Соединение с генералом Покровским. — Торжественная встреча в Баталпашинской. — Подчинение мое генералу Покровскому. — Неприятный инцидент из-за жестокости генерала Покровского. — Налет на станицу Темнолесскую и захват ее. — Столкновения и расхождения во мнениях с генералом Покровским. — Начало бескормицы и недостаток пресной воды. — Поездка моя в Екатеринодар с генералом Покровским. — Представление мое генералам Деникину, Романовскому и Филимонову. — Обвинение генерала Деникина и мои объяснения. — Теплое отношение и овации. — Оппозиция Рады Главному командованию. — Выступление в Раде. — Праздник в станице Пашковской. — Попытка Покровского произвести переворот и арестовать членов Рады.

Маневрируя все время и сосредотачиваясь то здесь, то там, я наносил короткие удары пытавшимся наступать колоннам красных. Более крупные бои произошли у станиц Воровсколесской, Невинномысской, Бургустанской, Суворовской и Отрадной. Войска мои были изнурены громадными, преимущественно ночными переходами, не успевая отдохнуть от которых тотчас же пускались в бой. Патронов было так мало, что Финансовая комиссия скупала их у населения, уплачивая по 10 рублей за каждый. Я возил с собой небольшой запас патронов и, как драгоценность, из рук в руки, передавал командирам полков по цинковой коробке с 600 патронами в критические моменты боев.

Это имело и свои хорошие стороны: казаки приучились дорожить каждой пулей и открывали огонь лишь с дистанции постоянного прицела (400 шагов), стрельба их приобрела чрезвычайную меткость и выдержанность. Сравнивая результаты своего огня с беспорядочной и почти безвредной пальбой красных, казаки вырабатывали в себе уверенность в собственной силе и стойкости.
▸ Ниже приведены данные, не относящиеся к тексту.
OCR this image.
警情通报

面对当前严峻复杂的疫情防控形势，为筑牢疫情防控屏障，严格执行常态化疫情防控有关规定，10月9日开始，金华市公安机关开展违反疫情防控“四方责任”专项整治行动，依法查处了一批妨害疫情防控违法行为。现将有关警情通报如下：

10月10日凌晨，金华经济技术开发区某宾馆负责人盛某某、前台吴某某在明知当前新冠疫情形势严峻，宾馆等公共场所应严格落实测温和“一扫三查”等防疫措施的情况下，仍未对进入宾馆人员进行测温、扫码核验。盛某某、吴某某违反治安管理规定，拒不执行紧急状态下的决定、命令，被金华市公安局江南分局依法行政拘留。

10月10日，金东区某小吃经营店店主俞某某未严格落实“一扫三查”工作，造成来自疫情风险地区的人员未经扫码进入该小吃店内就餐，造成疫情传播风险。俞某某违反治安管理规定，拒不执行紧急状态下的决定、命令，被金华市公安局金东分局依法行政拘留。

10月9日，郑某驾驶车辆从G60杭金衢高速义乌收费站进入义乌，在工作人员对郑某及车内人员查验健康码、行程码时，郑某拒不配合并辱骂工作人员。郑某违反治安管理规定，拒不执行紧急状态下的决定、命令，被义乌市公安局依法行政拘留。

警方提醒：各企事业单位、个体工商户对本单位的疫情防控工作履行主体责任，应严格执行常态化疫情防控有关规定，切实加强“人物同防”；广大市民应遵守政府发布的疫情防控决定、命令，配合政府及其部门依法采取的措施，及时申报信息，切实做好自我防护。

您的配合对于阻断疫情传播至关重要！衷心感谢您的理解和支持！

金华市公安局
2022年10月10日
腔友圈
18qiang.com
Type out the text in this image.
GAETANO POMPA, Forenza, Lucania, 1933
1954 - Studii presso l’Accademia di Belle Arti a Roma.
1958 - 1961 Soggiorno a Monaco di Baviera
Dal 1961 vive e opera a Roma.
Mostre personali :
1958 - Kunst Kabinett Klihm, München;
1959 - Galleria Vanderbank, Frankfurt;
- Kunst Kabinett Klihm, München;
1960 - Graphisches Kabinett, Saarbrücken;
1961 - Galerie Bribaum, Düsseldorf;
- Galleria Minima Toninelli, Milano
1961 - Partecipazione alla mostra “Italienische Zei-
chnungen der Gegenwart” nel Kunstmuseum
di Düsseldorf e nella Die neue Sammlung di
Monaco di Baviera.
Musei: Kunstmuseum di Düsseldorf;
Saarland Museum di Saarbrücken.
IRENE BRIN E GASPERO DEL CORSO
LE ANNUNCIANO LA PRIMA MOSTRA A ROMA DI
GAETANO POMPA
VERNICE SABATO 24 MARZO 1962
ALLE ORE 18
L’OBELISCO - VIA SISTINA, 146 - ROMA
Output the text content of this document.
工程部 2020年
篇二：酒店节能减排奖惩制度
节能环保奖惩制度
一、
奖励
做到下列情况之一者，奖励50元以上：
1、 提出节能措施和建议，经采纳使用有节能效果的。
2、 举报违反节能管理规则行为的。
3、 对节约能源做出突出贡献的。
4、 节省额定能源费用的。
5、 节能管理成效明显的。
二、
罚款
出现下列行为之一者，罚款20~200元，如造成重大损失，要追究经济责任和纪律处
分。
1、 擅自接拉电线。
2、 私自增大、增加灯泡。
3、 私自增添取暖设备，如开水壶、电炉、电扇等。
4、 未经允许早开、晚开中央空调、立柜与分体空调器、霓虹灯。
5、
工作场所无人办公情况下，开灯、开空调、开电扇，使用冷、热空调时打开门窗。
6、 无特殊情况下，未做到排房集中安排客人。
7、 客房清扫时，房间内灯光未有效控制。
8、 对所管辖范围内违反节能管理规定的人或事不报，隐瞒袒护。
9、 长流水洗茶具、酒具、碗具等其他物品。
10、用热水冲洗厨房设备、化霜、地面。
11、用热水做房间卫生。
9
Однако ввиду маневренного характера войны драться приходилось преимущественно кавалерии, которая за отсутствием патронов при каждом мало-мальски подходящем случае атаковала в конном строю, и притом не только кавалерию противника, которая обыкновенно не принимала удара, но и красную пехоту, масса которой полегла под казачьими шашками, особенно при преследовании.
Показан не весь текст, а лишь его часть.